Monday, January 30, 2012

The Open Boat

This story focuses on the many realizations that pass through men in that situation.  By very slow degrees, as readers we witness their initial hope for aid and hospitality, then the indifference nature has for their situation/existence, finally their realization that their efforts may well be futile and must accept as best as they can what comes to happen. The phrase, "If I am going to be drowned--if I am going to be drowned--if I am going to be drowned, why, in the name of the seven mad gods who rule the sea, was I allowed to come thus far and contemplate sand and trees? Was I brought here merely to have my nose dragged away as I was about to nibble the sacred cheese of life?" (756), encompasses the heart of this story.  It is a continual hope that every man's existence is relevant to the balance of the world.  In the end though, death looms so heavily on their minds that a sense of reconciliation is forced upon them as to their situation.  


P.S.  I am not sure I understand what the titles "correspondent" and "oiler" mean, or the dimensions of the ship.  

The Yellow Wallpaper

Ok, so I realized way too late (as in I had read the whole story by that point) there was an explanation at the beginning about the story, however, I think I will go ahead and write from my perspective.  During her first description of the situation, I believed everything she said: the nerves, her vacation, the way her husband did not take her seriously...I believed it.  What made it most believable was her description of her "nervousness" being linked to "histeria" or "histerics" which many men believed to be a "woman thing." All of this convinced me until she began to describe the bedroom.  Weirdly enough, it was not the barred windows, or the holes in the wall, the gashes in the paper, that caught my attention.  It was the bolted bed.  I can believe a nursery would have had all sorts of wounds inflicted by children and that the windows would be barred seeing as they are on the second floor, but a bolted bed? This clued me into her situation.  From then on her obsession with the wallpaper and the woman she saw in the paper all were supporting my belief that she was under someone's care and dwelt in a world mostly of her making.  The final piece of information that confirmed my suspicions was the following, "I always lock the door when I creep by daylight.  I can't do it at night, for I know John would suspect something at once."  First of all, she was telling me about the woman who creeps and now she has admitted she creeps! She is the woman, and she speaks of suspicion.  Of what? So she knows John and Jennie are watching her because she creeps. However, why did he faint in the end?  The truth is, I am not really sure what creeping looks like, but it sounded like it would have made me faint too. 

Wednesday, January 25, 2012

The Passing of Grandison

I found the first part of the story, the "preliminary facts" (640), to be a form of sarcasm towards Dick Owens seeing as the author points out it was, "the most remarkable thing he accomplished before he was twenty-five" (641).  At the end of the story, I was left surprised however, I did not feel like Dick Owens had accomplished something absolutely incredible. For example, did this effort change his views on slavery and would he act on them? Did he really do this for Charity or out of the mere concept that he got what he wanted because of his economical and social position? Because the author does point out, "When asked why he never did anything serious, Dick would good-naturedly reply, with a well-modulated drawl, that he didn't have to. His father was rich...Wealth or social position he did not seek, for he was born with both" (640 bottom).  Therefore, I have a hard time believing Dick Owens deserves all the credit (he does deserve some, I suppose) for the act of freeing Grandison.

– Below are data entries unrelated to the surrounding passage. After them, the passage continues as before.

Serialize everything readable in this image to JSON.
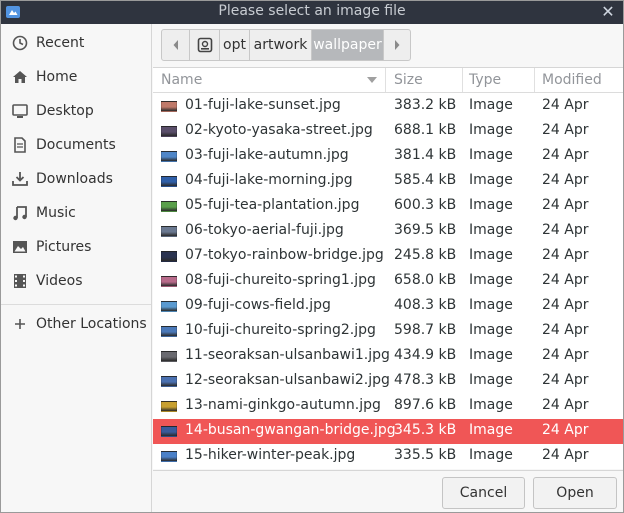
{
  "window": {
    "title": "Please select an image file",
    "accent": "#f05656",
    "titlebar_bg": "#2f343f"
  },
  "sidebar": {
    "items": [
      {
        "label": "Recent",
        "icon": "clock-icon"
      },
      {
        "label": "Home",
        "icon": "home-icon"
      },
      {
        "label": "Desktop",
        "icon": "desktop-icon"
      },
      {
        "label": "Documents",
        "icon": "document-icon"
      },
      {
        "label": "Downloads",
        "icon": "download-icon"
      },
      {
        "label": "Music",
        "icon": "music-icon"
      },
      {
        "label": "Pictures",
        "icon": "picture-icon"
      },
      {
        "label": "Videos",
        "icon": "video-icon"
      }
    ],
    "other": {
      "label": "Other Locations",
      "icon": "plus-icon"
    }
  },
  "pathbar": {
    "segments": [
      "opt",
      "artwork",
      "wallpaper"
    ]
  },
  "columns": {
    "name": "Name",
    "size": "Size",
    "type": "Type",
    "modified": "Modified"
  },
  "files": [
    {
      "name": "01-fuji-lake-sunset.jpg",
      "size": "383.2 kB",
      "type": "Image",
      "modified": "24 Apr",
      "thumb": "#c07a6a"
    },
    {
      "name": "02-kyoto-yasaka-street.jpg",
      "size": "688.1 kB",
      "type": "Image",
      "modified": "24 Apr",
      "thumb": "#5a4e6a"
    },
    {
      "name": "03-fuji-lake-autumn.jpg",
      "size": "381.4 kB",
      "type": "Image",
      "modified": "24 Apr",
      "thumb": "#4f86c8"
    },
    {
      "name": "04-fuji-lake-morning.jpg",
      "size": "585.4 kB",
      "type": "Image",
      "modified": "24 Apr",
      "thumb": "#2f5fa8"
    },
    {
      "name": "05-fuji-tea-plantation.jpg",
      "size": "600.3 kB",
      "type": "Image",
      "modified": "24 Apr",
      "thumb": "#5aa04a"
    },
    {
      "name": "06-tokyo-aerial-fuji.jpg",
      "size": "369.5 kB",
      "type": "Image",
      "modified": "24 Apr",
      "thumb": "#6a7890"
    },
    {
      "name": "07-tokyo-rainbow-bridge.jpg",
      "size": "245.8 kB",
      "type": "Image",
      "modified": "24 Apr",
      "thumb": "#2a3350"
    },
    {
      "name": "08-fuji-chureito-spring1.jpg",
      "size": "658.0 kB",
      "type": "Image",
      "modified": "24 Apr",
      "thumb": "#b86a8a"
    },
    {
      "name": "09-fuji-cows-field.jpg",
      "size": "408.3 kB",
      "type": "Image",
      "modified": "24 Apr",
      "thumb": "#5a9ad0"
    },
    {
      "name": "10-fuji-chureito-spring2.jpg",
      "size": "598.7 kB",
      "type": "Image",
      "modified": "24 Apr",
      "thumb": "#4a78b8"
    },
    {
      "name": "11-seoraksan-ulsanbawi1.jpg",
      "size": "434.9 kB",
      "type": "Image",
      "modified": "24 Apr",
      "thumb": "#6a6a70"
    },
    {
      "name": "12-seoraksan-ulsanbawi2.jpg",
      "size": "478.3 kB",
      "type": "Image",
      "modified": "24 Apr",
      "thumb": "#4a70b0"
    },
    {
      "name": "13-nami-ginkgo-autumn.jpg",
      "size": "897.6 kB",
      "type": "Image",
      "modified": "24 Apr",
      "thumb": "#c8a030"
    },
    {
      "name": "14-busan-gwangan-bridge.jpg",
      "size": "345.3 kB",
      "type": "Image",
      "modified": "24 Apr",
      "thumb": "#3a5a9a",
      "selected": true
    },
    {
      "name": "15-hiker-winter-peak.jpg",
      "size": "335.5 kB",
      "type": "Image",
      "modified": "24 Apr",
      "thumb": "#4a80c8"
    }
  ],
  "buttons": {
    "cancel": "Cancel",
    "open": "Open"
  }
}
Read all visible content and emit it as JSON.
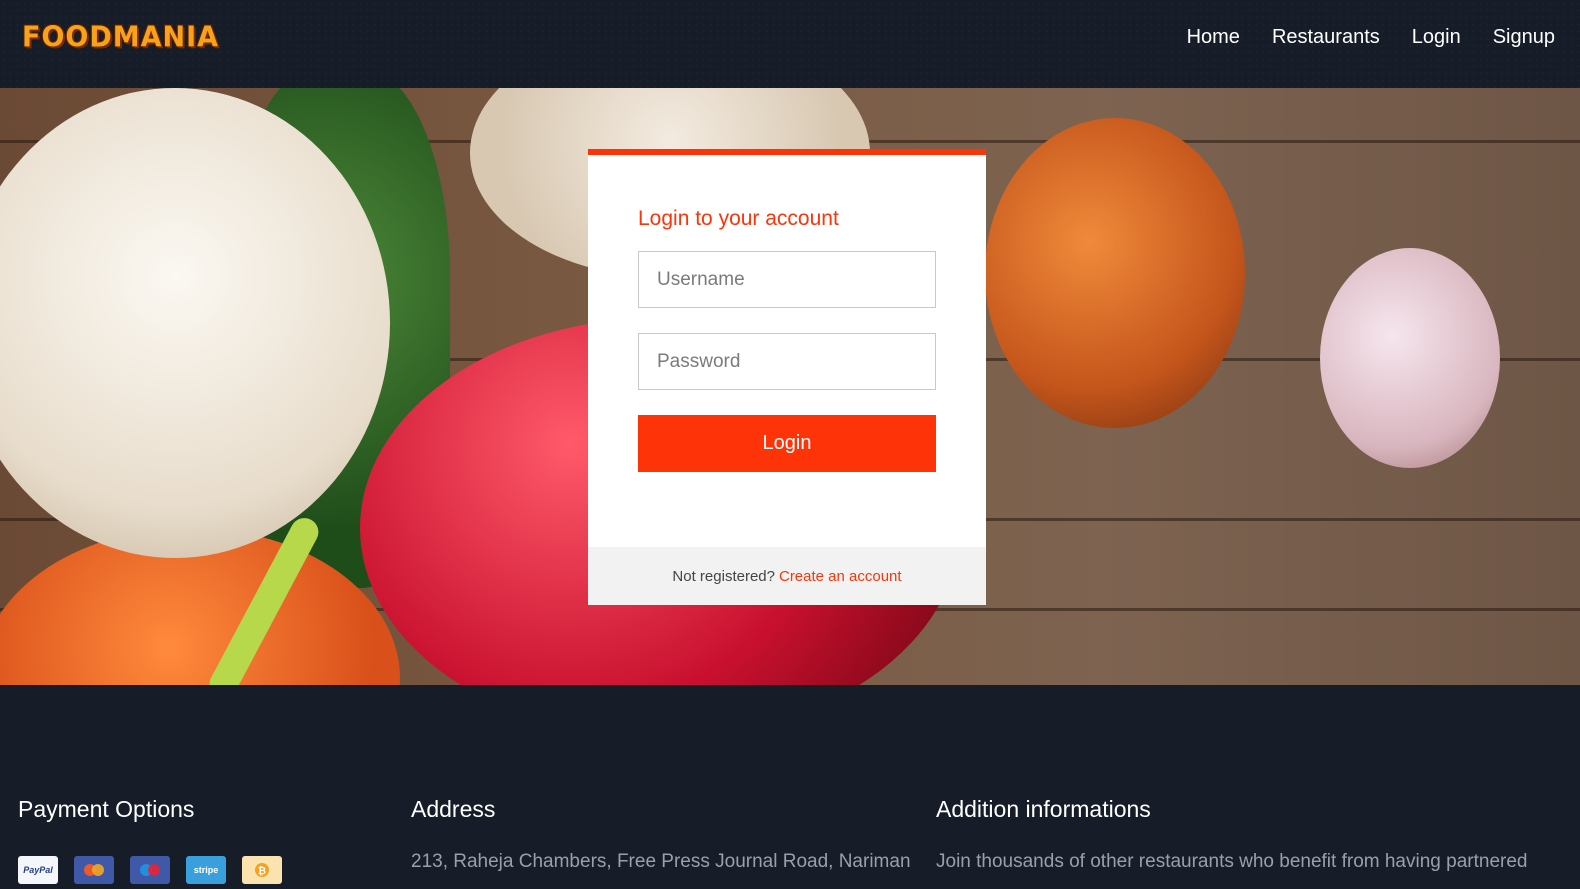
{
  "header": {
    "logo_text": "FOODMANIA",
    "nav": [
      "Home",
      "Restaurants",
      "Login",
      "Signup"
    ]
  },
  "login": {
    "title": "Login to your account",
    "username_placeholder": "Username",
    "password_placeholder": "Password",
    "button_label": "Login",
    "footer_text": "Not registered?",
    "footer_link": "Create an account"
  },
  "footer": {
    "payment_title": "Payment Options",
    "payment_methods": [
      "PayPal",
      "Mastercard",
      "Maestro",
      "stripe",
      "Bitcoin"
    ],
    "address_title": "Address",
    "address_text": "213, Raheja Chambers, Free Press Journal Road, Nariman",
    "info_title": "Addition informations",
    "info_text": "Join thousands of other restaurants who benefit from having partnered"
  },
  "colors": {
    "accent": "#ff3308",
    "header_bg": "#161d29"
  }
}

 I also wished to point out some of Charity Lomax's characteristics that made her comparable to Editha.  Early in the story we find out she is in some way connected with Dick, but I was surprised to find out that he had courted her for over a year and she did not really take him seriously at all. Moreover, her demand, " 'I'll never love you, Dick Owens, until you have done something.  When that time comes, I'll think about it.' " This statement is actually said by Charity directly to Dick where Editha thought this very idea,"She had always supposed that the man who won her would have done something to win her" (372),  and did not say it directly to George even though she implied it in as many ways as he possibly could.